Amongst the casualties of Saturday morning was Sean Drea, a dark, dour Irishman from County Carlow, now studying in Philadelphia. In the 1974 championships he had had to withdraw because of kidney trouble after appearing to have a lock on the gold. This time, 250 Irish fans had come to watch him in the single sculls, hoping for Ireland's first world rowing champion, but Drea faded in mid-course and came in second to West Germany's Peter-Michael Kolbe. A girl in a dripping yellow slicker embraced Drea tearfully, and a fan consoled him with the nation's special logic: "If you'd won today, you'd be in a more vulnerable position next July in Montreal, now wouldn't you, Sean?"

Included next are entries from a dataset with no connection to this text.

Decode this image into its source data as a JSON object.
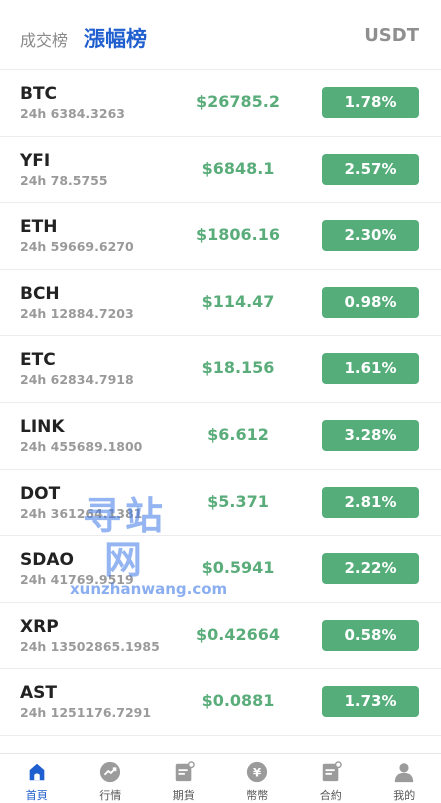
{
  "header": {
    "tab_volume": "成交榜",
    "tab_gainers": "漲幅榜",
    "quote": "USDT"
  },
  "rows": [
    {
      "symbol": "BTC",
      "volume": "24h 6384.3263",
      "price": "$26785.2",
      "change": "1.78%"
    },
    {
      "symbol": "YFI",
      "volume": "24h 78.5755",
      "price": "$6848.1",
      "change": "2.57%"
    },
    {
      "symbol": "ETH",
      "volume": "24h 59669.6270",
      "price": "$1806.16",
      "change": "2.30%"
    },
    {
      "symbol": "BCH",
      "volume": "24h 12884.7203",
      "price": "$114.47",
      "change": "0.98%"
    },
    {
      "symbol": "ETC",
      "volume": "24h 62834.7918",
      "price": "$18.156",
      "change": "1.61%"
    },
    {
      "symbol": "LINK",
      "volume": "24h 455689.1800",
      "price": "$6.612",
      "change": "3.28%"
    },
    {
      "symbol": "DOT",
      "volume": "24h 361264.1381",
      "price": "$5.371",
      "change": "2.81%"
    },
    {
      "symbol": "SDAO",
      "volume": "24h 41769.9519",
      "price": "$0.5941",
      "change": "2.22%"
    },
    {
      "symbol": "XRP",
      "volume": "24h 13502865.1985",
      "price": "$0.42664",
      "change": "0.58%"
    },
    {
      "symbol": "AST",
      "volume": "24h 1251176.7291",
      "price": "$0.0881",
      "change": "1.73%"
    }
  ],
  "watermark": {
    "cn": "寻站网",
    "en": "xunzhanwang.com"
  },
  "tabbar": [
    {
      "label": "首頁",
      "icon": "home-icon",
      "active": true
    },
    {
      "label": "行情",
      "icon": "trend-icon",
      "active": false
    },
    {
      "label": "期貨",
      "icon": "futures-icon",
      "active": false
    },
    {
      "label": "幣幣",
      "icon": "coin-icon",
      "active": false
    },
    {
      "label": "合約",
      "icon": "contract-icon",
      "active": false
    },
    {
      "label": "我的",
      "icon": "user-icon",
      "active": false
    }
  ],
  "colors": {
    "accent": "#1f5fcf",
    "up": "#55ae7a",
    "muted": "#9a9a9a"
  }
}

But for most fans, all these were sideshows. The eights were what they were waiting for, and early that morning Rosenberg had put his thoughts together on the prospects. "It's not like football, where you have a second half to come back," he said. "Here you have no second half. The East Germans are physically awesome. They never seem to have a drop-off, they row evenly all the way. If you take the lead they whittle away at you, they catch you when you're tired. And the Russians haven't shown what they've got. They're deceptive devils. They've never won a world title in this event, but they are very determined and sure. And disciplined, which is unlike what we have seen in the past. And the New Zealanders are as fast as hell. The Czechs, too. The Australians? I think we can beat the Australians. They aren't quick starters, though they're strong."
Rosenberg should be a betting man. By race time, or teatime, as they say in Nottingham, the sky had darkened though the north wind had dropped, and Rosenberg had slipped away after what turned out to have been his most noteworthy achievement. As he had named the teams, so they finished.
The magnificent East Germans took the lead at once and held it through the race. "After 200 meters, we commenced to dominate," said Herr Quolke, their coach, adding, more humanly, "I'm sorry. My legs are still shaking." New Zealand had gone forward early, too, but by 1,500 meters had dropped behind the Russians and the Czechs. The U.S. eight was never better than fourth, and in the second half of the race fell back to fifth. As Rosenberg had predicted, though, they beat the Australians. In the finish it was East Germany, with 5:39.01, over Russia, with the New Zealanders getting into third just ahead of the Czechs. America's time was 5:46.62.
Rosenberg walked back slowly. "He didn't expect this," somebody in the U.S. camp muttered. "Nobody did." The U.S.A. would not appear in the medals table for the first time in rowing history.
As the storm that had threatened all day burst over Holme Pierrepont and lightning competed with the fireworks display marking the end of the championships, there were few explanations or plans that Rosenberg could offer. "Our problem for Montreal now is time and training," he said. "I don't know if we have the time. I thought we might have got a place. Third, even second. There's Mexico in a month, the Pan-American Games. That might help...."
For Herr Quolke, the problem was different. Would the same East German eight row at Montreal? "We will have to see," he said, "whether this team or one of the two others that we have prepared will appear." It is the only problem he seems to have.